En 2023, Oliver Lovrenski, alors âgé de 19 ans, marquait le paysage littéraire norvégien avec la publication de son premier roman, « Tah l’époque ». Selon Le Monde, l’ouvrage s’inspire directement de ses errances dans les rues d’Oslo, et se distingue par son écriture en « norvégien kebab », un argot urbain issu des banlieues locales.

Ce qu'il faut retenir

  • Oliver Lovrenski publie « Tah l’époque » en 2023, à 19 ans, comme le rapporte Le Monde.
  • Le roman est écrit en « norvégien kebab », un argot des banlieues d’Oslo.
  • L’ouvrage s’inspire des expériences personnelles de l’auteur dans les rues de la capitale norvégienne.
  • Ce livre est considéré comme le premier « événement littéraire » de l’auteur, selon la presse locale.

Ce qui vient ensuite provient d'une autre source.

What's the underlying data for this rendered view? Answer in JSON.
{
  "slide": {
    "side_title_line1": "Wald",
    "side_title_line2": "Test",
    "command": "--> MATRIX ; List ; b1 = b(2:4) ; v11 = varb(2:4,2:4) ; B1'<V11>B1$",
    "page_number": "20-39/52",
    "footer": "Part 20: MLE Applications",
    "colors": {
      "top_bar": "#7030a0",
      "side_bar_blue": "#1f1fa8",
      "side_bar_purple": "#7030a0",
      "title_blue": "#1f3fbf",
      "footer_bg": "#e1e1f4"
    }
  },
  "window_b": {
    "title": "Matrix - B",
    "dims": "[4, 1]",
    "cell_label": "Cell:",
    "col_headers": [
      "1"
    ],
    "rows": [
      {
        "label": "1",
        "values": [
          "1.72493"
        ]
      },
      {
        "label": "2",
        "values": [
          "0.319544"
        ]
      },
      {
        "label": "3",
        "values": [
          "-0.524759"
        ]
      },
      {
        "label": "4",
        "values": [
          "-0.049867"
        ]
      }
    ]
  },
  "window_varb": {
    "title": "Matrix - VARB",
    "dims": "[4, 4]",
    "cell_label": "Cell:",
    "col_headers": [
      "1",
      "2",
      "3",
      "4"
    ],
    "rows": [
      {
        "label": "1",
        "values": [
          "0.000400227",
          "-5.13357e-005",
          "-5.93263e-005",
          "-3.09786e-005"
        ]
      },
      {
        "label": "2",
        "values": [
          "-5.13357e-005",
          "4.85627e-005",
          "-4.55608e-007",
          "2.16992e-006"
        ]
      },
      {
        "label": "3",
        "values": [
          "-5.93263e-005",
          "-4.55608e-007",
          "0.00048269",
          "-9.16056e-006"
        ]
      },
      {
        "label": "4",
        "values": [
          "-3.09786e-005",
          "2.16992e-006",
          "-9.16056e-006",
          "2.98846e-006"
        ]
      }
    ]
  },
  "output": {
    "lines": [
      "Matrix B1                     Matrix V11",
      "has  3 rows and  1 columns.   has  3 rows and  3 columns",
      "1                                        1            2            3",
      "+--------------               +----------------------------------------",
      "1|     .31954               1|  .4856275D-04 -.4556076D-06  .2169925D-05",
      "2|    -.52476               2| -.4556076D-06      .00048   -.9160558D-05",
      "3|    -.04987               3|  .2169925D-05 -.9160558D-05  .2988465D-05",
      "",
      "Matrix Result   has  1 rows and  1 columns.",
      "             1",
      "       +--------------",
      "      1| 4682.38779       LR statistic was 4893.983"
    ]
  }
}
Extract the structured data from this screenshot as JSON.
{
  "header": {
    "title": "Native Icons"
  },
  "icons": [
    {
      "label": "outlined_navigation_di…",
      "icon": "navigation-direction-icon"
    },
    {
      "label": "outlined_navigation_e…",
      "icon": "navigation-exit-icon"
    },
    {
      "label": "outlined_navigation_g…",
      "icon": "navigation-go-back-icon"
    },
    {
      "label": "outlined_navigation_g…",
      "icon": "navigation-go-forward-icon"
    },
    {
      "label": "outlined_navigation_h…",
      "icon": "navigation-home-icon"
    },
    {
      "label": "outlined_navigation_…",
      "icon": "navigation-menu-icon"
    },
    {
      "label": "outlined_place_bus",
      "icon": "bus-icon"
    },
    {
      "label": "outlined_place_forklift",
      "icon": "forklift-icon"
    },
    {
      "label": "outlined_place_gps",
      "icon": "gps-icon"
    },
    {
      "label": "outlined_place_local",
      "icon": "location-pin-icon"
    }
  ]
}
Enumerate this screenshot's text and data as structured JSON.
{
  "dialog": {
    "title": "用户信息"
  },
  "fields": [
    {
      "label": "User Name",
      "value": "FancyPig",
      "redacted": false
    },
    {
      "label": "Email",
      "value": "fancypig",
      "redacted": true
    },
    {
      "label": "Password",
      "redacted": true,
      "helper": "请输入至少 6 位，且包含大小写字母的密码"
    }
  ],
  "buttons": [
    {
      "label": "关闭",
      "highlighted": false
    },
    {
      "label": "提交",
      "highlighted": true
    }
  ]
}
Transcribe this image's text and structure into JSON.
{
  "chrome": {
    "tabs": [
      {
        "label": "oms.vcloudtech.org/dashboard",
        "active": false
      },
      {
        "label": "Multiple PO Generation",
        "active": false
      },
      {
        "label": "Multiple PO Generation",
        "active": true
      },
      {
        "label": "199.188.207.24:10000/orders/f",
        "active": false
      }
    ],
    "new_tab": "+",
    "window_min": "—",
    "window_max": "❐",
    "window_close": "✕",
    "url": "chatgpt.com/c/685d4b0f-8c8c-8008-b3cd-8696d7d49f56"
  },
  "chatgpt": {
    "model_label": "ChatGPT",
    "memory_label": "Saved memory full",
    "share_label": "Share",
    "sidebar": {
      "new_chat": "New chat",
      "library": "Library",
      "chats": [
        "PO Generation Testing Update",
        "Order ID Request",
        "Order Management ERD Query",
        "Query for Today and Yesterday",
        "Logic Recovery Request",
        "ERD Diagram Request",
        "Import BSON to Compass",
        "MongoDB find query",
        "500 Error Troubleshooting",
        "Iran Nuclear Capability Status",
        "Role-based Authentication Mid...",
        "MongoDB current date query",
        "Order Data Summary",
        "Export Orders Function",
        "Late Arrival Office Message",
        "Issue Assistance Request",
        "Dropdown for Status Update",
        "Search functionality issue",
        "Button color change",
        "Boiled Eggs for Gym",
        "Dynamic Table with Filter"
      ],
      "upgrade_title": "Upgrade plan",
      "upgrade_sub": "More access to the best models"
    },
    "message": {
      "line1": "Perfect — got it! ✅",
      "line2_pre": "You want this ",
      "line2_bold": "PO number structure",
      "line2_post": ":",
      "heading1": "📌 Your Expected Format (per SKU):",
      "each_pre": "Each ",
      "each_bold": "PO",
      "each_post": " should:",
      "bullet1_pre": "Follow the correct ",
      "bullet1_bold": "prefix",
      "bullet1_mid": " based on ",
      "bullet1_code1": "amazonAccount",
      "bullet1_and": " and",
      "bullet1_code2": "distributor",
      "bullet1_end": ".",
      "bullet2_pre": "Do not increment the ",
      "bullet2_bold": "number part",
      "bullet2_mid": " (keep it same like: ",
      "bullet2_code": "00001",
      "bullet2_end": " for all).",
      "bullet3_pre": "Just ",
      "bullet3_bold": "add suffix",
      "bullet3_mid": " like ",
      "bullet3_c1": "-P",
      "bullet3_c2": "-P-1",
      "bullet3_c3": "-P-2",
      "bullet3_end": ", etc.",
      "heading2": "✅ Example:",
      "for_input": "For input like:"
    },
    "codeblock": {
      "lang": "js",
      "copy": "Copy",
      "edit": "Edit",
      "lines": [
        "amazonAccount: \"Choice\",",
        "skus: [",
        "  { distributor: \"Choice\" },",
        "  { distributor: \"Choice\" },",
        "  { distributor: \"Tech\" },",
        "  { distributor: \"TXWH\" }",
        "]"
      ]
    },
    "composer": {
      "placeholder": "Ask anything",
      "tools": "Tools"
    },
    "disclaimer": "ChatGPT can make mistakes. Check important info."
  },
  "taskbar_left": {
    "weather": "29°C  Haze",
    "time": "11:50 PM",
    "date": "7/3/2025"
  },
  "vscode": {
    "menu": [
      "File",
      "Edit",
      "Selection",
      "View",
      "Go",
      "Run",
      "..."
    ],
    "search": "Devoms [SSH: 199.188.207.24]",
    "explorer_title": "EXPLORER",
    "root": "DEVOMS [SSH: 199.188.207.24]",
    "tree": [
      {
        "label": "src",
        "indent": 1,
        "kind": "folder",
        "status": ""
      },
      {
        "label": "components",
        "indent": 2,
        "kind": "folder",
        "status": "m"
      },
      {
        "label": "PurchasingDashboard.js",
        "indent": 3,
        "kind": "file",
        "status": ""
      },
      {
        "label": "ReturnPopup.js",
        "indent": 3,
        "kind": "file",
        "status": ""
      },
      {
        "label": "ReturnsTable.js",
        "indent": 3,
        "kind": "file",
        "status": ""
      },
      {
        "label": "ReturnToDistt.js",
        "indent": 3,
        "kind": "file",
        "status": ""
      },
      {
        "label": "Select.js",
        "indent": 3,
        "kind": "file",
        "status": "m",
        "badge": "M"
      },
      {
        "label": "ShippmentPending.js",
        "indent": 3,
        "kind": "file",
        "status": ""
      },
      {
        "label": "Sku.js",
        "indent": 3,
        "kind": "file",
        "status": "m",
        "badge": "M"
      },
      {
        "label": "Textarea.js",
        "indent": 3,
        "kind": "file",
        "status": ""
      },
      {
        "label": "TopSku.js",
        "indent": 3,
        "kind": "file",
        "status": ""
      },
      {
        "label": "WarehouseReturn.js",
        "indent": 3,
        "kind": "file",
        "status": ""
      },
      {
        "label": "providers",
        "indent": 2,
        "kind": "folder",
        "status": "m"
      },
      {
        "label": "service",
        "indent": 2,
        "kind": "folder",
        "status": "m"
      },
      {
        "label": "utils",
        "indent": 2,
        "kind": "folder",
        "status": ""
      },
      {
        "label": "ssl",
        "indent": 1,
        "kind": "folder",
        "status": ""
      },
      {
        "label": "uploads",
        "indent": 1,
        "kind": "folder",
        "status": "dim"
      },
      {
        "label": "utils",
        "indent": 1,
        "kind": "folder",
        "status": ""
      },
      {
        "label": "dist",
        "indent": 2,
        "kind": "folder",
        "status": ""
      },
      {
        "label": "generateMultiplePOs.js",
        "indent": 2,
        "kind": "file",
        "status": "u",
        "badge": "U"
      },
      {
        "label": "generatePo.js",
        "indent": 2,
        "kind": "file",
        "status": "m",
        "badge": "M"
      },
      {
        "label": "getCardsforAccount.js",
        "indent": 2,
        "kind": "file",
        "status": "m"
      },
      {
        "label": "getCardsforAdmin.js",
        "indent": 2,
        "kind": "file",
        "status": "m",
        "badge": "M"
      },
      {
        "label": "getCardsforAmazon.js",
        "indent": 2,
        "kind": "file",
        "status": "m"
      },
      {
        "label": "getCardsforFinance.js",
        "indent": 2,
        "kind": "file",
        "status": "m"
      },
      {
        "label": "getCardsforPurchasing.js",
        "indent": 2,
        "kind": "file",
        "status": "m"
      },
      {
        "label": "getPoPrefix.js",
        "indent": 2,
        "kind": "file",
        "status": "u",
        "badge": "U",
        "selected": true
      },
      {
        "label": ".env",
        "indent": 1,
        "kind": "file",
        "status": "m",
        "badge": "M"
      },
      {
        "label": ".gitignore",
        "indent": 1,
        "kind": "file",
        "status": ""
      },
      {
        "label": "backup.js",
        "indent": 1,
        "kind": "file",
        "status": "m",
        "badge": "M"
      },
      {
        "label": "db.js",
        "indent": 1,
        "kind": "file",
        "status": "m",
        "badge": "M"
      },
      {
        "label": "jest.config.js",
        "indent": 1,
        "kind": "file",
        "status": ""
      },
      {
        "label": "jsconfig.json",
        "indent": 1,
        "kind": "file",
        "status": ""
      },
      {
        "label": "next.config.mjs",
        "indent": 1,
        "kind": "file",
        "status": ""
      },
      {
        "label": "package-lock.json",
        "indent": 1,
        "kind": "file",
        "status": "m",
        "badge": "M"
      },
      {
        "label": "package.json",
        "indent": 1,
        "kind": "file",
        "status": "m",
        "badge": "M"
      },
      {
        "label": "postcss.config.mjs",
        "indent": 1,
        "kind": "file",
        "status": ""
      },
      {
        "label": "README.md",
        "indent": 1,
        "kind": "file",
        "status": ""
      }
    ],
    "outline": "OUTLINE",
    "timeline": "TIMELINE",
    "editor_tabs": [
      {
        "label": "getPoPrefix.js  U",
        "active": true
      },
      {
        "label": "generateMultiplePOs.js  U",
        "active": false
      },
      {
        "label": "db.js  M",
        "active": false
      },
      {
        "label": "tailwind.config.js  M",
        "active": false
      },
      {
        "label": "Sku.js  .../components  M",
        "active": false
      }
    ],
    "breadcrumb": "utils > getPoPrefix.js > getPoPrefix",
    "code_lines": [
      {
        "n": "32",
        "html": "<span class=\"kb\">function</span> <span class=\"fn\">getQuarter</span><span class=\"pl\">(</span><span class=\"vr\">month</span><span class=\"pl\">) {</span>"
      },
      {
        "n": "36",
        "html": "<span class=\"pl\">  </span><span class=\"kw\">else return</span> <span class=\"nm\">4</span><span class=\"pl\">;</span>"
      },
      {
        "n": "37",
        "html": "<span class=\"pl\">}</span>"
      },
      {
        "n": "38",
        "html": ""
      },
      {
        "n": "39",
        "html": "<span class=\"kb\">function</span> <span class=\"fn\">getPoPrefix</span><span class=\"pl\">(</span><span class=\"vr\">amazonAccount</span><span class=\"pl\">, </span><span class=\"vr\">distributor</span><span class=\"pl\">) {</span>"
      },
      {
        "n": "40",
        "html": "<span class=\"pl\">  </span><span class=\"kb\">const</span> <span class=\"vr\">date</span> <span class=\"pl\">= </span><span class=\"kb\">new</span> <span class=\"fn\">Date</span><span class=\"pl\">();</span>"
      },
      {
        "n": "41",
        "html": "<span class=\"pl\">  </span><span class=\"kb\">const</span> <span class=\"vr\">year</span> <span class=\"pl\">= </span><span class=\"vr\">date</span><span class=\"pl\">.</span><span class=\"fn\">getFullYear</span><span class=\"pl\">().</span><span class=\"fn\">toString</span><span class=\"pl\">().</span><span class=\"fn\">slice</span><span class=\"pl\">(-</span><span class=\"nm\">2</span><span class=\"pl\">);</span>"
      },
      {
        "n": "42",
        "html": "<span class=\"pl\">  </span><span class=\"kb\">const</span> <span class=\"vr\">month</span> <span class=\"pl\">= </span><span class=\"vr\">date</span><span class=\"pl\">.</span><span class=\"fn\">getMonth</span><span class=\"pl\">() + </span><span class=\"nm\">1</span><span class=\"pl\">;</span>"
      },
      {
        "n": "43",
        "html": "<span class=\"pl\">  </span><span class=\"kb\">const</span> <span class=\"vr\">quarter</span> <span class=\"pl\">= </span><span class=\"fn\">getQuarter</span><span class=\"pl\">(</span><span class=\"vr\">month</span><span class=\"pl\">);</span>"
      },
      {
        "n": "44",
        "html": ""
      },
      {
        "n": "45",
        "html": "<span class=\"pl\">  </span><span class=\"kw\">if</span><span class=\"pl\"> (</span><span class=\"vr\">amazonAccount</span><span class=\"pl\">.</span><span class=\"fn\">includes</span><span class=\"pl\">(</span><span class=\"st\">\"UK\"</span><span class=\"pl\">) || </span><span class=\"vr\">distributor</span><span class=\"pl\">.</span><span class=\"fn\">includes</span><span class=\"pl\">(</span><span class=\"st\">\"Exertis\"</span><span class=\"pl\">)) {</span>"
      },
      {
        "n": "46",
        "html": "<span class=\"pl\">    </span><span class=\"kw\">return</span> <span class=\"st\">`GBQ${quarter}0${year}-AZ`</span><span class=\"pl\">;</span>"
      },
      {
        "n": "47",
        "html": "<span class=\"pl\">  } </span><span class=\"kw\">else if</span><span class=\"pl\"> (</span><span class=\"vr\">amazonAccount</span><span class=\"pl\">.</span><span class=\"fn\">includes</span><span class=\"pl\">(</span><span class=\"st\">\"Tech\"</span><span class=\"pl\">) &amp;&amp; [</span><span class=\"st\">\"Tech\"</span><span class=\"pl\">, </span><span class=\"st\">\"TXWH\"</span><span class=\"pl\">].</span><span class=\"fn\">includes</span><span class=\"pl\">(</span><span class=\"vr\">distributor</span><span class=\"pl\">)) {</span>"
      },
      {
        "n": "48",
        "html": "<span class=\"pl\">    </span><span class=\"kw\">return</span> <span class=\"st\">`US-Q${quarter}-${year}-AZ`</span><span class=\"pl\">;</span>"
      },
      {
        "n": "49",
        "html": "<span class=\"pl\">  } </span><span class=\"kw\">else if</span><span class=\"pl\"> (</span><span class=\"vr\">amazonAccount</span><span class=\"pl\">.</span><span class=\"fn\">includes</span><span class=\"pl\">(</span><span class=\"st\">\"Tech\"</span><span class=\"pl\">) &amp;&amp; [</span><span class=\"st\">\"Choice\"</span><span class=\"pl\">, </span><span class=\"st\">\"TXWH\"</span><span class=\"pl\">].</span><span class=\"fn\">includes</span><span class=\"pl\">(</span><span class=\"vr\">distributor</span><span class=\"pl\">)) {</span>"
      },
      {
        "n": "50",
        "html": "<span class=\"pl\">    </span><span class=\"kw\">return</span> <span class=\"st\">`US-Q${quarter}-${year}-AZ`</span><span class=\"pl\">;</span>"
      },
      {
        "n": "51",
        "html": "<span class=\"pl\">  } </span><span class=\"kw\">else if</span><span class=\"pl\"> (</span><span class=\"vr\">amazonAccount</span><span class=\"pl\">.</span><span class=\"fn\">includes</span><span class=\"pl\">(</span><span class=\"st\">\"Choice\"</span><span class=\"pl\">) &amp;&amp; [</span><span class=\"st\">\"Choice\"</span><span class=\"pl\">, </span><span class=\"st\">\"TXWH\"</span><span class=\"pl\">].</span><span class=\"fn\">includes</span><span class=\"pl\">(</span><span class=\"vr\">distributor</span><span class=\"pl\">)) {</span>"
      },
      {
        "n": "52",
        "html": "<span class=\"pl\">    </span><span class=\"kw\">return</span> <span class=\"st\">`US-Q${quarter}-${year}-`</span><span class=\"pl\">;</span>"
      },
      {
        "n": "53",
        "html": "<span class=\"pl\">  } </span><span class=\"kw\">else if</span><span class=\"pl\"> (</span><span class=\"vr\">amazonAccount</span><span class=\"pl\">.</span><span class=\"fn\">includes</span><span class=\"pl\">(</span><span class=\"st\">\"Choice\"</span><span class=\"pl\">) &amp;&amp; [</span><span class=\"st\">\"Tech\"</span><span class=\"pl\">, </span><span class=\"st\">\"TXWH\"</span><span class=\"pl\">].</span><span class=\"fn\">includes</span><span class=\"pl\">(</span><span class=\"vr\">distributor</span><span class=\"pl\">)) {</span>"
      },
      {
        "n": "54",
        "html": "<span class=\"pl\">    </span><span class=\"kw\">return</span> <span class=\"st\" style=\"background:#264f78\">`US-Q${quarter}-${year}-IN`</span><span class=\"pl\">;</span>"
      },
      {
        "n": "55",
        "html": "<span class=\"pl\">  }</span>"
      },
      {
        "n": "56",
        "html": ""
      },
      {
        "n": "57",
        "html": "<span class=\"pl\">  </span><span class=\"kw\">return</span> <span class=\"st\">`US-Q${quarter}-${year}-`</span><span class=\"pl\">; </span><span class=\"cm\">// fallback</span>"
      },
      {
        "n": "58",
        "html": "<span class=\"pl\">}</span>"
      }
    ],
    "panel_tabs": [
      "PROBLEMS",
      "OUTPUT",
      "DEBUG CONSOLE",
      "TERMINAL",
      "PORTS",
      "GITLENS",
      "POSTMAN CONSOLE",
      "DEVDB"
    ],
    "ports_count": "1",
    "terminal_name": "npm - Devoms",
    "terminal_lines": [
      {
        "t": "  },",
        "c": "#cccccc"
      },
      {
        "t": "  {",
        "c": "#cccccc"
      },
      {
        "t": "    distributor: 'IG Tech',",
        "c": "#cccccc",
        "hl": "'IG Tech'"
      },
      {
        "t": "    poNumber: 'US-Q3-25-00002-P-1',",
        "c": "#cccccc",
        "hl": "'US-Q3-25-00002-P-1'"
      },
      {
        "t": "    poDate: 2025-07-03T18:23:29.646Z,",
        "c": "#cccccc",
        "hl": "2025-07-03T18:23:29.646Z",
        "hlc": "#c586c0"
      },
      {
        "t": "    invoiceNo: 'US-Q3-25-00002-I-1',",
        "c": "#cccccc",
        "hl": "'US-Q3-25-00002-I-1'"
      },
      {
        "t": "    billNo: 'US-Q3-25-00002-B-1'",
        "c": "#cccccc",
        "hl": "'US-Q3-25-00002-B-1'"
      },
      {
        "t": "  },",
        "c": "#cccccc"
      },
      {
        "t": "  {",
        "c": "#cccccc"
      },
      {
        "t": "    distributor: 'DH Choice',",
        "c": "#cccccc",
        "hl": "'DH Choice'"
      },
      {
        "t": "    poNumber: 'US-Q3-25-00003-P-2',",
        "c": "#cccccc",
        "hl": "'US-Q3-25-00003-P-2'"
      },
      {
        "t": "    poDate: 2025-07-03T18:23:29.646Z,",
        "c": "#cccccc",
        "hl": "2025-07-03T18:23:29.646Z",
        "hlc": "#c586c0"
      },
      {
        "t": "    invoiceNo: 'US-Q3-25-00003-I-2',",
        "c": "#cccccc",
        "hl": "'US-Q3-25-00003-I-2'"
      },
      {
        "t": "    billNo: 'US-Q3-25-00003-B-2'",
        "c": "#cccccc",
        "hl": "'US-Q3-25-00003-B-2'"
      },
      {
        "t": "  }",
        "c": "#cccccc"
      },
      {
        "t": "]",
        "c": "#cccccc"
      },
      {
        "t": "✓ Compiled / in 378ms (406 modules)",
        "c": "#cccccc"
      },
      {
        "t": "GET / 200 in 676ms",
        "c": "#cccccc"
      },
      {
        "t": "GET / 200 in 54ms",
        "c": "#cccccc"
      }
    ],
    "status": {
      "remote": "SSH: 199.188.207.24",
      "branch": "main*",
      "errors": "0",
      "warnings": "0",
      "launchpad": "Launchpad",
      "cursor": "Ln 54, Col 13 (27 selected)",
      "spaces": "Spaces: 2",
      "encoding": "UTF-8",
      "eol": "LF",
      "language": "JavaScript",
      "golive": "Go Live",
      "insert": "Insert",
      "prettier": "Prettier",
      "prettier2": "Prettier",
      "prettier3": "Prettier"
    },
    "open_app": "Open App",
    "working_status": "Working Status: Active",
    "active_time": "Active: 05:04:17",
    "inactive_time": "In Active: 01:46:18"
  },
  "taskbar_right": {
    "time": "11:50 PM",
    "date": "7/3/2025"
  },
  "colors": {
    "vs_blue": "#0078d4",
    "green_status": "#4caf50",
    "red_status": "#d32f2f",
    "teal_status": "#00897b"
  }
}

Un roman né des rues d’Oslo

Oliver Lovrenski, originaire de la capitale norvégienne, a puisé l’inspiration de son premier livre dans ses déambulations quotidiennes. D’après Le Monde, il a choisi de retranscrire l’argot local, une langue hybride mêlant norvégien, anglais, arabe et turc, parlée par une partie de la jeunesse des quartiers défavorisés d’Oslo. Ce choix stylistique a rapidement attiré l’attention des critiques et du public, faisant de ce roman un objet littéraire inédit en Norvège.

Le titre, « Tah l’époque », reflète cette volonté de capturer une époque, un état d’esprit et un langage en constante évolution. Autant dire que Lovrenski ne se contente pas d’écrire un roman : il documente une réalité sociale, presque un phénomène de société, comme le souligne la presse norvégienne.

Un argot devenu littérature

Le « norvégien kebab », aussi appelé « kever », est une forme de slang née dans les milieux multiculturels d’Oslo. Selon les linguistes cités par Le Monde, il s’agit d’un mélange de termes norvégiens déformés, d’emprunts à l’arabe, au turc ou au somali, et d’expressions issues de l’anglais. Lovrenski, en l’utilisant comme langue narrative, donne ainsi une voix à une partie de la population souvent marginalisée.

« J’ai voulu montrer que cette langue, souvent stigmatisée, pouvait être porteuse de poésie et de récits », a expliqué Lovrenski dans une interview accordée au quotidien Aftenposten. Une approche qui a séduit les jeunes lecteurs, mais aussi certains auteurs confirmés, comme le romancier Lars Saabye Christensen, qui a salué « l’audace et l’authenticité » de ce premier texte.

Un succès immédiat en Norvège

Dès sa sortie, « Tah l’époque » a connu un succès critique et commercial. Le livre a été salué pour son style innovant et son ancrage dans une réalité sociale méconnue du grand public. Selon les chiffres rapportés par Le Monde, l’ouvrage s’est écoulé à plus de 50 000 exemplaires en six mois, un score remarquable pour un premier roman en Norvège.

Les librairies d’Oslo, notamment celles situées dans les quartiers multiculturels comme Grünerløkka ou Søndre Nordstrand, ont vu affluer une clientèle jeune et diverse. « Ce livre parle à ceux qui se sentent exclus, mais aussi à ceux qui veulent comprendre », a précisé une libraire interrogée par le quotidien VG.

Et maintenant ?

Plusieurs maisons d’édition européennes ont déjà manifesté leur intérêt pour une traduction de « Tah l’époque ». Une édition en anglais est d’ailleurs en préparation pour 2027, selon des informations confirmées par l’agent littéraire de Lovrenski. Par ailleurs, un projet d’adaptation cinématographique est évoqué, bien que rien ne soit encore finalisé. Pour l’instant, l’auteur travaille sur un second roman, toujours inspiré par la vie dans les rues d’Oslo, mais cette fois-ci écrit en norvégien standard.

Quant à l’impact de ce premier livre, il pourrait bien inspirer d’autres jeunes auteurs à explorer des formes d’écriture locales et hybrides. Une chose est sûre : Oliver Lovrenski a marqué les esprits, et son œuvre pourrait devenir un symbole d’une littérature en mouvement, reflet des mutations sociales de son époque.

Le « norvégien kebab » est un argot urbain parlé dans les banlieues d’Oslo, mélangeant norvégien, anglais, arabe, turc et somali. Il est souvent utilisé par les jeunes des quartiers multiculturels et a été popularisé par des artistes et auteurs comme Oliver Lovrenski.